Andy Weir's Cheshire Crossing depicts Miss Mary Poppins in 1910, prior to her employment to the Banks family, as she works as a tutor for Dr. Ernest Rutherford of Cheshire Crossing and is put in charge of Alice Liddell and Wendy Darling alongside her former student Dorothy Gale. Upon travelling to the land of Oz, Poppins is identified as a witch by the Wicked Witch of the West and melted with a bucket of water, before being reformed by Rutherford with a teaspoon of table sugar. In the 2017 physical graphic novel version of Cheshire Crossing, Poppins is renamed Gwendolyn Poole due to restrictions from P. L. Travers' estate, although she retains the Poppins name in the Tapas webcomic version. In the audio play adaptation, Poppins (as Poole) is voiced by Rebecca Soler.

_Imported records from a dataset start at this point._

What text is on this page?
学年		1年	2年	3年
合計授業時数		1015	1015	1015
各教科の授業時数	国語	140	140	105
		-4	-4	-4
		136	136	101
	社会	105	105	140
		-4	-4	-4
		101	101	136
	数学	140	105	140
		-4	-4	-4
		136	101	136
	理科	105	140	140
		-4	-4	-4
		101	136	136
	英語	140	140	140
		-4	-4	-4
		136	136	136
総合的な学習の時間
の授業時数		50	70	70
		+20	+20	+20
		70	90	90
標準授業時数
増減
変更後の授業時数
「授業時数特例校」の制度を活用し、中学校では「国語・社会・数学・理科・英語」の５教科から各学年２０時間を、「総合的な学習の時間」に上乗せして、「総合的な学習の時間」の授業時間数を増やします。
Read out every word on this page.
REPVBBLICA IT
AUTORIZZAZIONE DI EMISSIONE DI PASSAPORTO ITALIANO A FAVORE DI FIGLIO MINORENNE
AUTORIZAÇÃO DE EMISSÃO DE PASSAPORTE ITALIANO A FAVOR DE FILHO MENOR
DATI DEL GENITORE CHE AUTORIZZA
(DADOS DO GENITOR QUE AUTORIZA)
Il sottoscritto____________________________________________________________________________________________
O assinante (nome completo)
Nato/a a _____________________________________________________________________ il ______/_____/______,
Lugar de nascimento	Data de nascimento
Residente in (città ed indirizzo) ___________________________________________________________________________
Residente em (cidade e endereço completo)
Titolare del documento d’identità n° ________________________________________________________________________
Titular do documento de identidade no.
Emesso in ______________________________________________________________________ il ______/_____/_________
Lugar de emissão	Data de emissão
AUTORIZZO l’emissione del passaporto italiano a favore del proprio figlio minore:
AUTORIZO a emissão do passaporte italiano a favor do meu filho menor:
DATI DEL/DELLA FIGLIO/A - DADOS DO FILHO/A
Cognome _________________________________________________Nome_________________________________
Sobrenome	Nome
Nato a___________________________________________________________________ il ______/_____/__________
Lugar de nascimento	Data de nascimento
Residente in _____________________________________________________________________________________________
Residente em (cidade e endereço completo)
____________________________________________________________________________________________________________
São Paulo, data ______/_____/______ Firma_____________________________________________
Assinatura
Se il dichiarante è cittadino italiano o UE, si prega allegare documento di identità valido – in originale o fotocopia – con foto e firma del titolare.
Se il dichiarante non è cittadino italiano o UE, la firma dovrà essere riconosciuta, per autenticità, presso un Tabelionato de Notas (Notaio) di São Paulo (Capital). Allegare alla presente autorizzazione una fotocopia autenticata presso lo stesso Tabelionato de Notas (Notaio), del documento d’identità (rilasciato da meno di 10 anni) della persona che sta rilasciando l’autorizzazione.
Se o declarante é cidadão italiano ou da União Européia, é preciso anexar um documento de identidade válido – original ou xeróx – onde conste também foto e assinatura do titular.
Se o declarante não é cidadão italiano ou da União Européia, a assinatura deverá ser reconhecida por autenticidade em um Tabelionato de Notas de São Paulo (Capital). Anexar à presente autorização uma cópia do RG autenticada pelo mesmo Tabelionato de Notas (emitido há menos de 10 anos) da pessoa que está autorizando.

Natalie Schafer (as Lovey Howell) plays a Mary Poppins-like character named Mary Poppedin in a dream sequence of the Gilligan's Island episode "And Then There Were None".

In Guardians of the Galaxy Vol. 2, Peter Quill/Star Lord compares Yondu to Mary Poppins at the climax, leading to him (who does not know the character) proudly proclaiming "I'm Mary Poppins, y'all!" as he saves Star-Lord from dying in the vacuum of space.

In The Lego Movie 2: The Second Part, a character named Larry Poppins (voiced by Jorma Taccone) is Mary Poppins' male counterpart.

Due to the phenomenal success of the 1964 film, Mary Poppins makes regular appearances at all the Disney Parks and Resorts. She is always accompanied by Bert and is located in the Main Street, U.S.A. area of the parks. Mary Poppins and the Pearly band also perform. She can also be found at the United Kingdom Pavilion of the World Showcase in Epcot at Walt Disney World.

A slasher villain take on Mary Poppins, depicted as a "child snatcher" based on her 1926 story's public domain entry in 2022, is set to appear in the 2026 Twisted Childhood Universe film Poohniverse: Monsters Assemble. She will serve as one of the film’s primary evils, alongside Peter Pan and The Mad Hatter.